About Hardsim
Making robotics simulation easier, better, and production-ready.
Make Simulation Easy and Better
Hardsim is built to make robotics simulation simple, reliable, and scalable for real teams. We provide a unified API and Python SDK to launch simulation jobs, orchestrate managed training runs, and operate large workloads without friction.
Our goal is to help teams spend less time fighting infrastructure and more time improving robot behavior, policy quality, and sim-to-real performance.
Parallel submissions per group
Simulation and training
What We Build
A cloud control plane that accepts simulation jobs, submission groups, and managed training runs; provisions headless GPU workers; captures events, artifacts, and checkpoints; and exposes everything through the dashboard and API.
The Problem We Solve
Robotics teams lose months to infrastructure: worker orchestration, queueing, retries, data movement, and cost reconciliation. These infra concerns slow iteration more than model work.
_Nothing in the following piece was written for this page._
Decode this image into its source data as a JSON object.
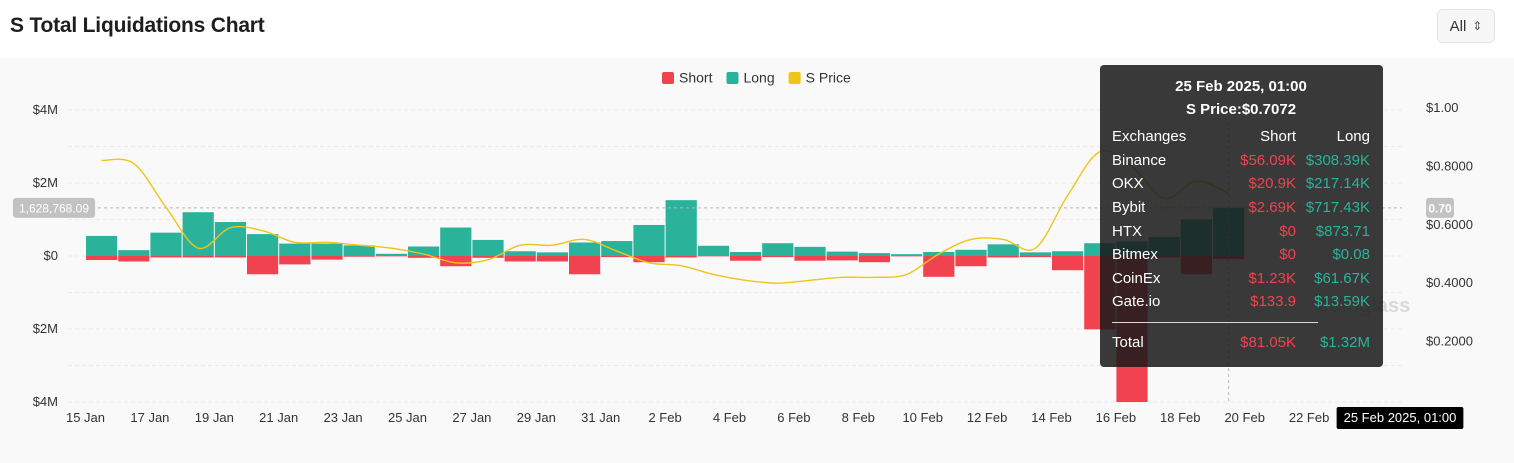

Hardsim standardizes this runtime layer so teams can iterate on tasks, rewards, and controllers faster.
Who Uses This
Robotics companies, embodied AI labs, and simulation platform teams running Isaac Sim and MuJoCo style workloads, synthetic data generation, and reinforcement learning loops at production scale.
How It Works
Submit
Define robot and environment payloads, then submit simulation jobs or training runs via SDK/API. Use single-submit or typed submission groups for high-volume dispatch.
Orchestrate
Hardsim schedules compute, provisions GPU workers, manages retries, and transitions states automatically across queued, running, and terminal stages.
Execute
Headless simulators run rollouts and trainer steps with checkpoint lineage, structured events, and machine-readable error categories for reliable automation.
Retrieve
Download artifacts, metrics, manifests, and checkpoints from the dashboard or API, and track exact-second usage settlement with run-level billing visibility.
How We Build
Reliability First
Every workload stage is evented and observable, with clear terminal states, checkpoint lineage, and machine-readable failure reasons.
API-Driven By Default
The SDK and API are the source of truth for workload execution, while the dashboard focuses on visibility, controls, and operational debugging.
Cloud Platform
Usage-based platform with exact-second settlement for simulation and trainer compute. Teams run jobs and managed training loops without operating their own orchestration stack.
Enterprise
Custom SLAs, dedicated compute pools, network and security controls, and workflow integrations for organizations running high-scale production robotics programs.